Torno in auto e la donna grassa continua a rompermi
le palle.
Non passa molto che vedo un passaggio di cellulare
tra i militari. Sento il tipo dello zerbino urlare
qualcosa, il guidatore improvvisamente mette in moto,
alzano la sbarra, e ripartiamo.
Non ho capito nulla ma va bene.
Avvicinandoci alla costa il paesaggio diventa sempre
piu' lunare ed ogni tanto dal nulla si eleva qualche
collinetta alta un centinaio di metri dalla forma
incredibilmente regolare.
La macchina sfreccia per un'ottantina di km, finche'
di nuovo una sbarra a forma di palo della luce ferma
la nostra corsa. Qui sono meno gentili e in piu' fa
un caldo bestiale. Non c'e' piu' l'aria fresca e la
pioggia della capitale, ma bensi' un vento rovente
che non aiuta la mia pazienza.
Non ho piu' neppure il lasciapassare perche' se le'
tenuto il tipo dello zerbino che mi dava del giornalista.
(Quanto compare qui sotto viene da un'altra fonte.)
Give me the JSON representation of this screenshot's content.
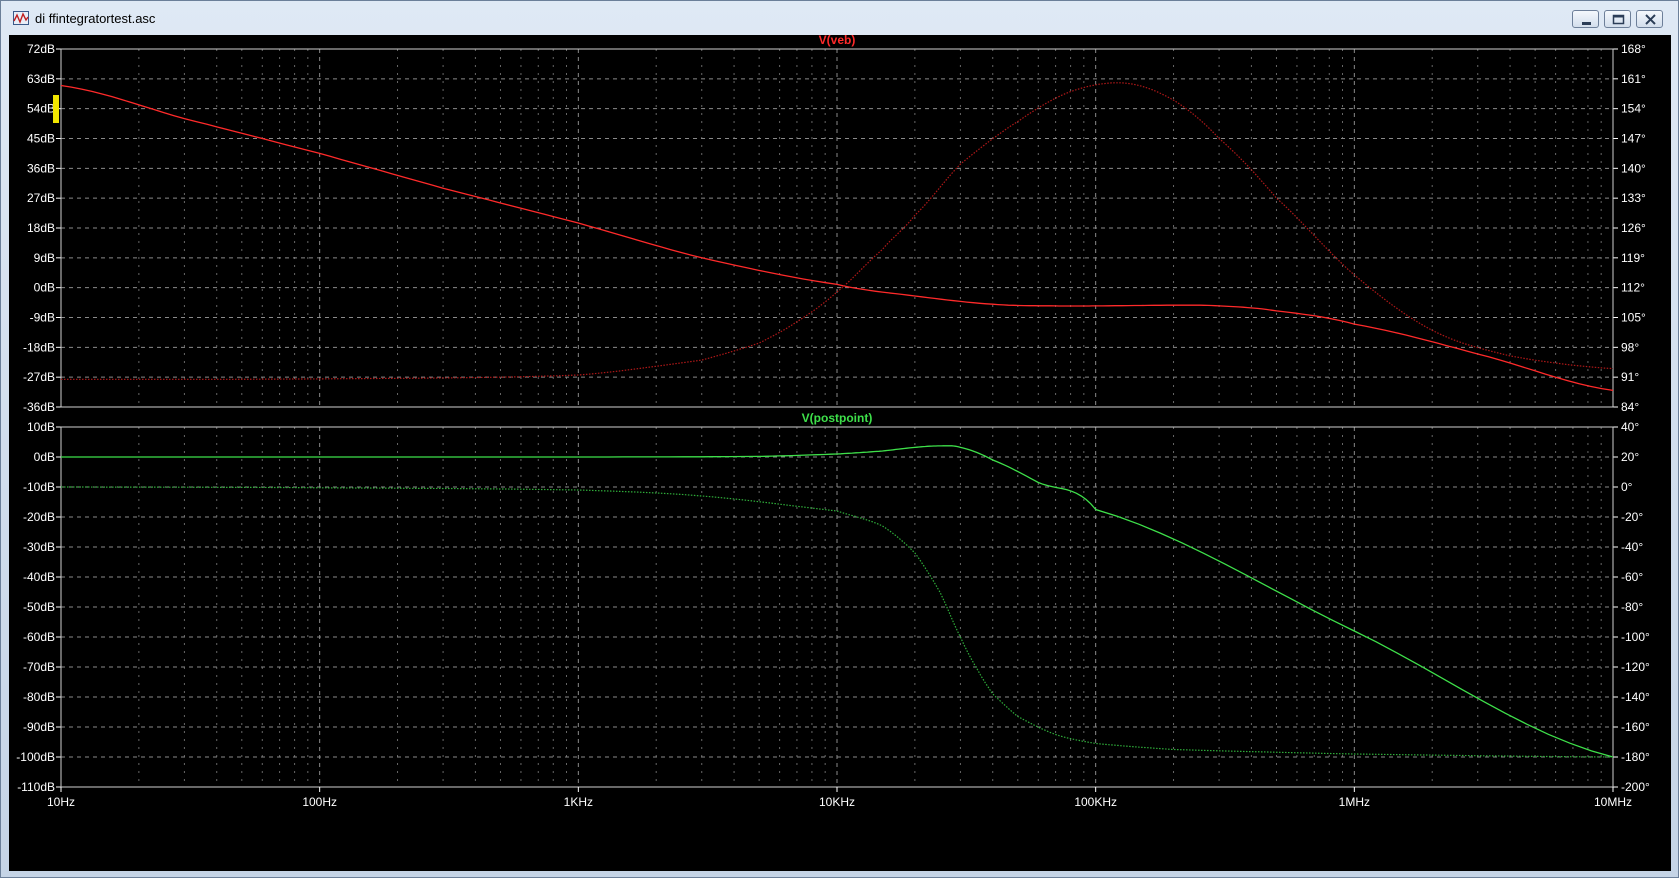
{
  "window": {
    "title": "di ffintegratortest.asc",
    "icon": "waveform-icon",
    "buttons": [
      "minimize-icon",
      "maximize-icon",
      "close-icon"
    ]
  },
  "colors": {
    "background": "#000000",
    "grid": "#8a8a8a",
    "axis_text": "#ffffff",
    "top_trace": "#ff2a2a",
    "top_phase": "#b01818",
    "bottom_trace": "#3ee04a",
    "bottom_phase": "#2fae3a"
  },
  "chart_data": [
    {
      "type": "line",
      "title": "V(veb)",
      "x_scale": "log",
      "x_ticks": [
        "10Hz",
        "100Hz",
        "1KHz",
        "10KHz",
        "100KHz",
        "1MHz",
        "10MHz"
      ],
      "xlim": [
        10,
        10000000
      ],
      "ylim_left": [
        -36,
        72
      ],
      "y_ticks_left": [
        "72dB",
        "63dB",
        "54dB",
        "45dB",
        "36dB",
        "27dB",
        "18dB",
        "9dB",
        "0dB",
        "-9dB",
        "-18dB",
        "-27dB",
        "-36dB"
      ],
      "ylim_right": [
        84,
        161
      ],
      "y_ticks_right": [
        "168°",
        "161°",
        "154°",
        "147°",
        "140°",
        "133°",
        "126°",
        "119°",
        "112°",
        "105°",
        "98°",
        "91°",
        "84°"
      ],
      "grid": true,
      "series": [
        {
          "name": "magnitude",
          "axis": "left",
          "style": "solid",
          "x": [
            10,
            30,
            100,
            300,
            1000,
            3000,
            10000,
            20000,
            40000,
            70000,
            100000,
            200000,
            300000,
            500000,
            1000000,
            3000000,
            10000000
          ],
          "y": [
            61,
            51,
            40.5,
            30,
            19.5,
            9,
            1,
            -2.5,
            -5,
            -5.5,
            -5.5,
            -5.3,
            -5.5,
            -7,
            -11,
            -20,
            -31
          ]
        },
        {
          "name": "phase",
          "axis": "right",
          "style": "dotted",
          "x": [
            10,
            100,
            1000,
            3000,
            5000,
            7000,
            10000,
            15000,
            20000,
            30000,
            50000,
            80000,
            130000,
            200000,
            300000,
            500000,
            1000000,
            2000000,
            4000000,
            10000000
          ],
          "y": [
            90.5,
            90.6,
            91.5,
            95,
            99,
            104,
            111,
            121,
            129,
            141,
            151,
            158,
            160,
            156,
            147,
            133,
            115,
            102,
            96,
            93
          ]
        }
      ]
    },
    {
      "type": "line",
      "title": "V(postpoint)",
      "x_scale": "log",
      "x_ticks": [
        "10Hz",
        "100Hz",
        "1KHz",
        "10KHz",
        "100KHz",
        "1MHz",
        "10MHz"
      ],
      "xlim": [
        10,
        10000000
      ],
      "ylim_left": [
        -110,
        10
      ],
      "y_ticks_left": [
        "10dB",
        "0dB",
        "-10dB",
        "-20dB",
        "-30dB",
        "-40dB",
        "-50dB",
        "-60dB",
        "-70dB",
        "-80dB",
        "-90dB",
        "-100dB",
        "-110dB"
      ],
      "ylim_right": [
        -200,
        40
      ],
      "y_ticks_right": [
        "40°",
        "20°",
        "0°",
        "-20°",
        "-40°",
        "-60°",
        "-80°",
        "-100°",
        "-120°",
        "-140°",
        "-160°",
        "-180°",
        "-200°"
      ],
      "grid": true,
      "series": [
        {
          "name": "magnitude",
          "axis": "left",
          "style": "solid",
          "x": [
            10,
            1000,
            5000,
            10000,
            15000,
            20000,
            25000,
            30000,
            40000,
            60000,
            100000,
            1000000,
            10000000
          ],
          "y": [
            0,
            0,
            0.2,
            1,
            2,
            3.2,
            3.7,
            3.2,
            -1,
            -8.5,
            -17.5,
            -58,
            -100
          ]
        },
        {
          "name": "phase",
          "axis": "right",
          "style": "dotted",
          "x": [
            10,
            100,
            1000,
            3000,
            10000,
            15000,
            20000,
            25000,
            30000,
            35000,
            40000,
            50000,
            70000,
            100000,
            200000,
            1000000,
            10000000
          ],
          "y": [
            0,
            -0.5,
            -2,
            -6,
            -16,
            -26,
            -44,
            -70,
            -100,
            -122,
            -138,
            -153,
            -165,
            -171,
            -175,
            -178,
            -180
          ]
        }
      ]
    }
  ]
}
Ora chiedo subito di parlare con il capo. Sicuramente
non puo' essere ancora un tipo sotto un albero perche'
di alberi non ce ne sono. Sorpresone, mi fanno entrare
in una baracca. Dentro il pavimento e' di terra battuta
e c'e' un materasso, su cui e' sdraiato un uomo tutto
sudato; parla a bassissima voce e mi devo avvicinare
per sentirlo. Fa chiudere la porta e mi guarda come
in attesa di una confessione.
Io cerco di rompere un po' il ghiaccio con una battuta,
ma lui non sembra molto in vena di cabaret:
"Mister I know you are from 'SI AI EI' "
Io raggruppo i pochi neuroni non ancora arroventati
dalla calura e realizzo che sto qui pensa io sia della
CIA.
Senza meditarci troppo, esordisco:
"pensi che se io lavorassi per la CIA mi sposterei
su un auto con schiacciato tra 9 somali?!"
Lui con un tono sicuro:" Certo che si"
Io rimango interdetto senza parole.
Poi aggiunge: "meta' dei bianchi che passano
di qui lavorano per la CIA perche' l'America pensa
che questa possa diventare una nuova base di Al Queida.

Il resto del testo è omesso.